Saturday, October 16, 2004


Class 31/03 on the last official day Posted by Hello

Sancia forced me to take this picture. I'm smilling because she tickled me. Posted by Hello


Yesterday was my last official day as a student of AJC. It was, how shall I put it, a very fulfilling day.

For the farewell assembly, I had to wear a white long sleeved shirt cos I had to get some CCA award (you can see this in the pics. LL, Jason, zhao n seng hong too) The night before I'd already tried it on with the tie and I knew I was gonna get heat stroke. So I bathed with cold water in the morning and drank 2 cups of icy water. Sadly, it only worked for a while. Sitting in the non air-con hall is a very heaty thing. Sitting next to hyperactive, giggly people is like being next to friendly, touchy feely steam irons. By the time I went up to shake the person's hand, I was super grouchy. From the audience, Raf said I looked like I was going to beat someone up. Cool. (no, that's not right. very hot is more like it)

Then, we went to our home room to get our exam entry proof and prelim cert. A wonderful sense of great achievement and utter exuberance descended upon us. JC was over and done with and everyone looked quite alive and well!

Surprisingly, nobody wanted to go fly kite with Liling and I so we abandoned the idea.

In the evening, I met with LL, Xinying and Zhao for seafood dinner at Marina. Very Fun! Can take all the food you want!!! Of course, a lot of stupid things happened to us. Like excited prawns jumping in the boiling water and splashing us. Prawns should just learn how to relax you know... enjoy the warm bath and let us cook them in peace.

After dinner, we walked to the waterfront and bothered some couples. Xinying and LL's parents called them to ask them to go home and they both said they were waiting for the bus. So funny ah... standing by the river bank waiting for a bus. I wanted to help them flag down a passing boat.

During the walk, Xinying suggested playing truth or dare. Being the unbearably smart ass I am, I knew then that she had some funny business up her sleeve and that I was the target.

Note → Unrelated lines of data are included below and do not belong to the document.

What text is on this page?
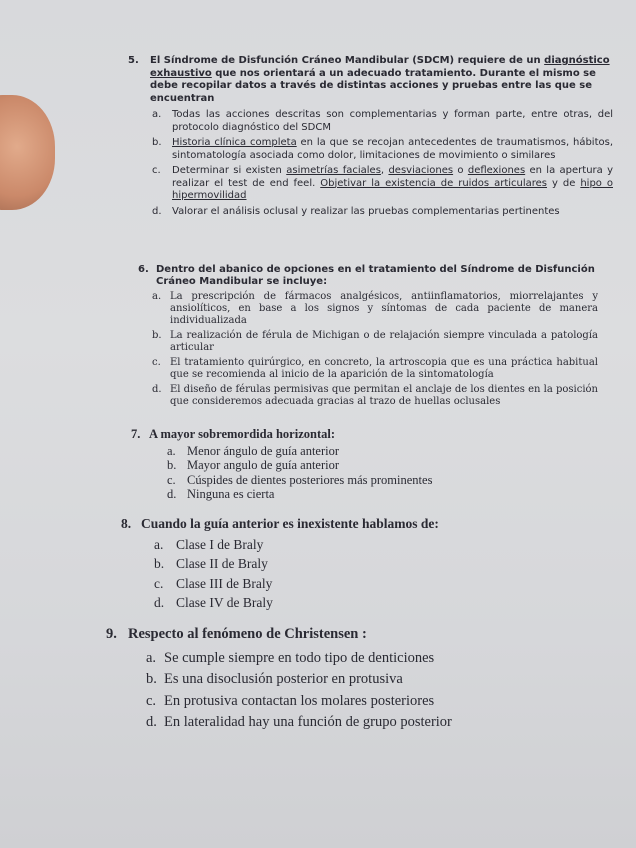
5. El Síndrome de Disfunción Cráneo Mandibular (SDCM) requiere de un diagnóstico exhaustivo que nos orientará a un adecuado tratamiento. Durante el mismo se debe recopilar datos a través de distintas acciones y pruebas entre las que se encuentran
a. Todas las acciones descritas son complementarias y forman parte, entre otras, del protocolo diagnóstico del SDCM
b. Historia clínica completa en la que se recojan antecedentes de traumatismos, hábitos, sintomatología asociada como dolor, limitaciones de movimiento o similares
c. Determinar si existen asimetrías faciales, desviaciones o deflexiones en la apertura y realizar el test de end feel. Objetivar la existencia de ruidos articulares y de hipo o hipermovilidad
d. Valorar el análisis oclusal y realizar las pruebas complementarias pertinentes
6. Dentro del abanico de opciones en el tratamiento del Síndrome de Disfunción Cráneo Mandibular se incluye:
a. La prescripción de fármacos analgésicos, antiinflamatorios, miorrelajantes y ansiolíticos, en base a los signos y síntomas de cada paciente de manera individualizada
b. La realización de férula de Michigan o de relajación siempre vinculada a patología articular
c. El tratamiento quirúrgico, en concreto, la artroscopia que es una práctica habitual que se recomienda al inicio de la aparición de la sintomatología
d. El diseño de férulas permisivas que permitan el anclaje de los dientes en la posición que consideremos adecuada gracias al trazo de huellas oclusales
7. A mayor sobremordida horizontal:
a. Menor ángulo de guía anterior
b. Mayor angulo de guía anterior
c. Cúspides de dientes posteriores más prominentes
d. Ninguna es cierta
8. Cuando la guía anterior es inexistente hablamos de:
a. Clase I de Braly
b. Clase II de Braly
c. Clase III de Braly
d. Clase IV de Braly
9. Respecto al fenómeno de Christensen :
a. Se cumple siempre en todo tipo de denticiones
b. Es una disoclusión posterior en protusiva
c. En protusiva contactan los molares posteriores
d. En lateralidad hay una función de grupo posterior
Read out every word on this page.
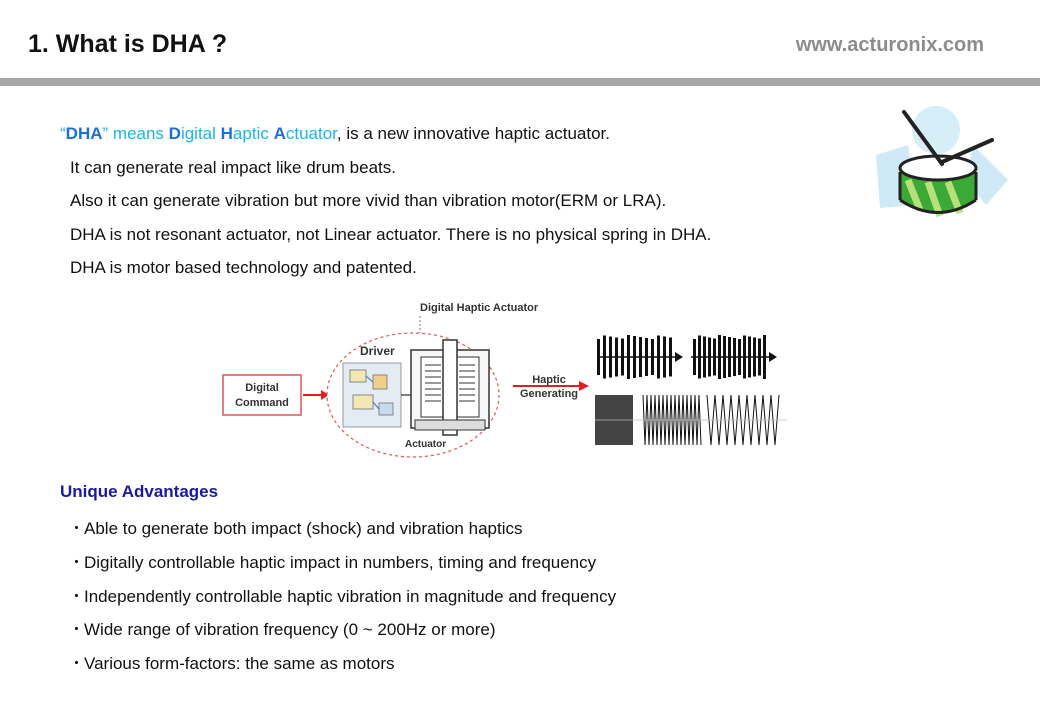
1. What is DHA ?	www.acturonix.com
“DHA” means Digital Haptic Actuator, is a new innovative haptic actuator.
It can generate real impact like drum beats.
Also it can generate vibration but more vivid than vibration motor(ERM or LRA).
DHA is not resonant actuator, not Linear actuator. There is no physical spring in DHA.
DHA is motor based technology and patented.
Digital Haptic Actuator
Digital
Command
Driver
Actuator
Haptic
Generating
Unique Advantages
・Able to generate both impact (shock) and vibration haptics
・Digitally controllable haptic impact in numbers, timing and frequency
・Independently controllable haptic vibration in magnitude and frequency
・Wide range of vibration frequency (0 ~ 200Hz or more)
・Various form-factors: the same as motors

Come on lah... why would anybody want to play dare out in a dark deserted field??!? And of course LL has no secrets and Zhao tells her everything. haha silly girl, thinking she could fool me with such a simple "ploy".

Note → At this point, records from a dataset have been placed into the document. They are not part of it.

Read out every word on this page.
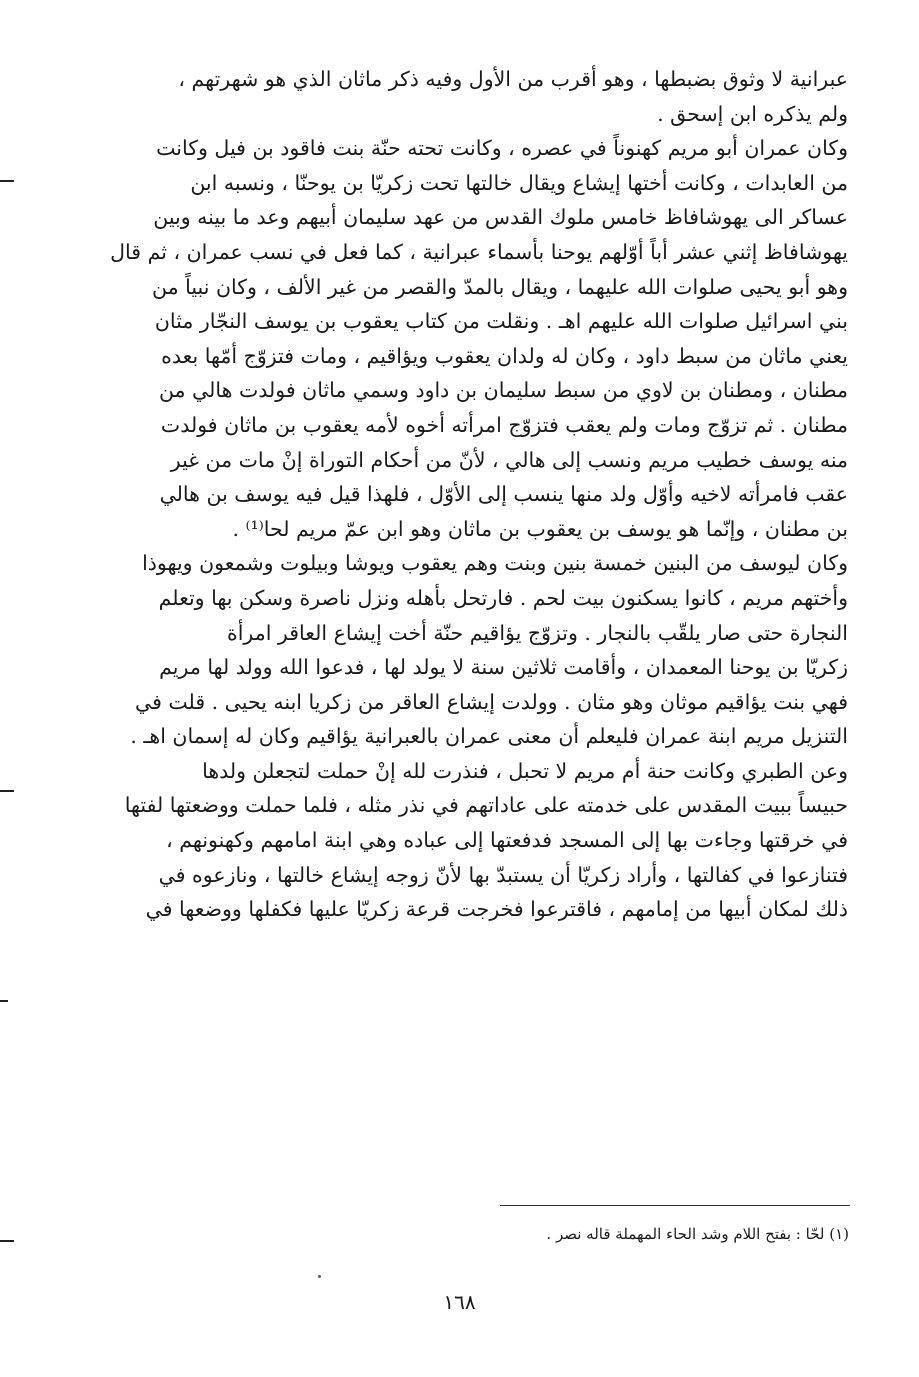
عبرانية لا وثوق بضبطها ، وهو أقرب من الأول وفيه ذكر ماثان الذي هو شهرتهم ،
ولم يذكره ابن إسحق .
وكان عمران أبو مريم كهنوناً في عصره ، وكانت تحته حنّة بنت فاقود بن فيل وكانت
من العابدات ، وكانت أختها إيشاع ويقال خالتها تحت زكريّا بن يوحنّا ، ونسبه ابن
عساكر الى يهوشافاظ خامس ملوك القدس من عهد سليمان أبيهم وعد ما بينه وبين
يهوشافاظ إثني عشر أباً أوّلهم يوحنا بأسماء عبرانية ، كما فعل في نسب عمران ، ثم قال
وهو أبو يحيى صلوات الله عليهما ، ويقال بالمدّ والقصر من غير الألف ، وكان نبياً من
بني اسرائيل صلوات الله عليهم اهـ . ونقلت من كتاب يعقوب بن يوسف النجّار مثان
يعني ماثان من سبط داود ، وكان له ولدان يعقوب ويؤاقيم ، ومات فتزوّج أمّها بعده
مطنان ، ومطنان بن لاوي من سبط سليمان بن داود وسمي ماثان فولدت هالي من
مطنان . ثم تزوّج ومات ولم يعقب فتزوّج امرأته أخوه لأمه يعقوب بن ماثان فولدت
منه يوسف خطيب مريم ونسب إلى هالي ، لأنّ من أحكام التوراة إنْ مات من غير
عقب فامرأته لاخيه وأوّل ولد منها ينسب إلى الأوّل ، فلهذا قيل فيه يوسف بن هالي
بن مطنان ، وإنّما هو يوسف بن يعقوب بن ماثان وهو ابن عمّ مريم لحا⁽¹⁾ .
وكان ليوسف من البنين خمسة بنين وبنت وهم يعقوب ويوشا وبيلوت وشمعون ويهوذا
وأختهم مريم ، كانوا يسكنون بيت لحم . فارتحل بأهله ونزل ناصرة وسكن بها وتعلم
النجارة حتى صار يلقّب بالنجار . وتزوّج يؤاقيم حنّة أخت إيشاع العاقر امرأة
زكريّا بن يوحنا المعمدان ، وأقامت ثلاثين سنة لا يولد لها ، فدعوا الله وولد لها مريم
فهي بنت يؤاقيم موثان وهو مثان . وولدت إيشاع العاقر من زكريا ابنه يحيى . قلت في
التنزيل مريم ابنة عمران فليعلم أن معنى عمران بالعبرانية يؤاقيم وكان له إسمان اهـ .
وعن الطبري وكانت حنة أم مريم لا تحبل ، فنذرت لله إنْ حملت لتجعلن ولدها
حبيساً ببيت المقدس على خدمته على عاداتهم في نذر مثله ، فلما حملت ووضعتها لفتها
في خرقتها وجاءت بها إلى المسجد فدفعتها إلى عباده وهي ابنة امامهم وكهنونهم ،
فتنازعوا في كفالتها ، وأراد زكريّا أن يستبدّ بها لأنّ زوجه إيشاع خالتها ، ونازعوه في
ذلك لمكان أبيها من إمامهم ، فاقترعوا فخرجت قرعة زكريّا عليها فكفلها ووضعها في
(١) لحّا : بفتح اللام وشد الحاء المهملة قاله نصر .
١٦٨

I was right of course, she did know something that she thought I didn't know and tried to get me to ask her cos she herself didn't know whether she wanted to tell me or not. Haha so amusing lah. Actually, it was quite sweet of her, caring so much about something that concerns me but which, in fact, doesn't concern me at all! Confusing? try to work it out... you can do it!

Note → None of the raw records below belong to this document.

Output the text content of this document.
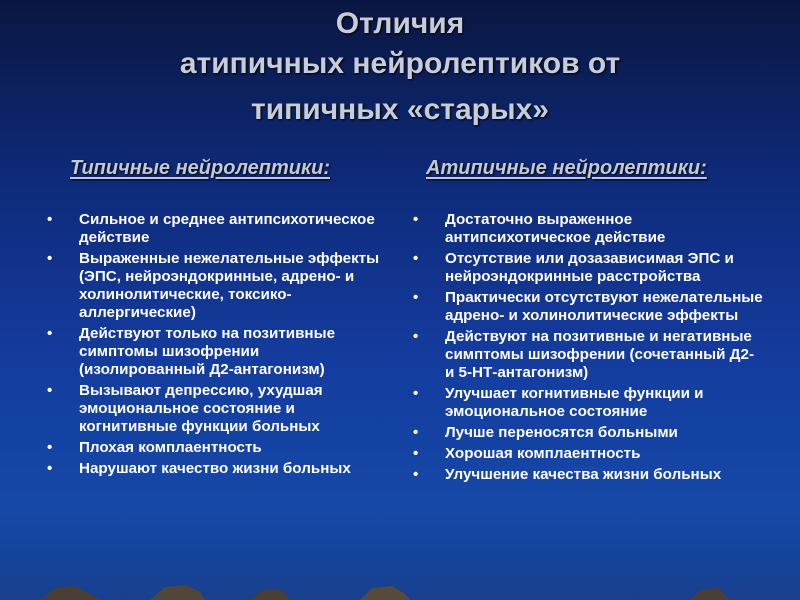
Отличия
атипичных нейролептиков от
типичных «старых»
Типичные нейролептики:	Атипичные нейролептики:
• Сильное и среднее антипсихотическое действие
• Выраженные нежелательные эффекты (ЭПС, нейроэндокринные, адрено- и холинолитические, токсико-аллергические)
• Действуют только на позитивные симптомы шизофрении (изолированный Д2-антагонизм)
• Вызывают депрессию, ухудшая эмоциональное состояние и когнитивные функции больных
• Плохая комплаентность
• Нарушают качество жизни больных
• Достаточно выраженное антипсихотическое действие
• Отсутствие или дозазависимая ЭПС и нейроэндокринные расстройства
• Практически отсутствуют нежелательные адрено- и холинолитические эффекты
• Действуют на позитивные и негативные симптомы шизофрении (сочетанный Д2- и 5-НТ-антагонизм)
• Улучшает когнитивные функции и эмоциональное состояние
• Лучше переносятся больными
• Хорошая комплаентность
• Улучшение качества жизни больных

So when I reached home, I purposely SMSed her to provoke her into spitting out whatever she wanted to but also didn't want to say. I know her so well, SMS really can provoke emotional responses from her. She tried to avoid the question and asked me to go sleep but I accused her of wanting to hai4 me and sure enough I got a call from her 2 seconds later to scold me for being mean. So typical Xinying. Cares more about friendship than anything else. Awww... So I decided not to torture her anymore and I said sorry and had a nice long icy bath.
Am I a psycho? Dunno... I'm just very intuitive and sometimes find it really funny that people think I don't know stuff that I've always known. Sorry if this really mucks up your logical brain.
I was very high and it felt as if nothing could spoil my good mood for a long long long time. I was so high that I had to wake up at 4am and go sleep on the floor in my mummy's room. Actually that was because my room had no aircon cos meiemi was sick.

Had a series of werid dreams featuring xinying, liling, yingzhao, roy, lots of jumping prawns and, for some unknown reason, blue corn.

Sunday, October 10, 2004

Thanks to my good luck, I made it through the prelims alive and well! But then, I guess this kind of makes it unfair cos some of my more studious classmates didn't do so well. People like me who study the night before each paper compared to those who study the week of month before. Same grade. Sometimes the latter does worse.
Why?
The age-old question: Nature or Nurture?
Another age old question: Good Brains or Good Luck?
I hope I get lucky again in the A Levels coming soon to an exam hall near me.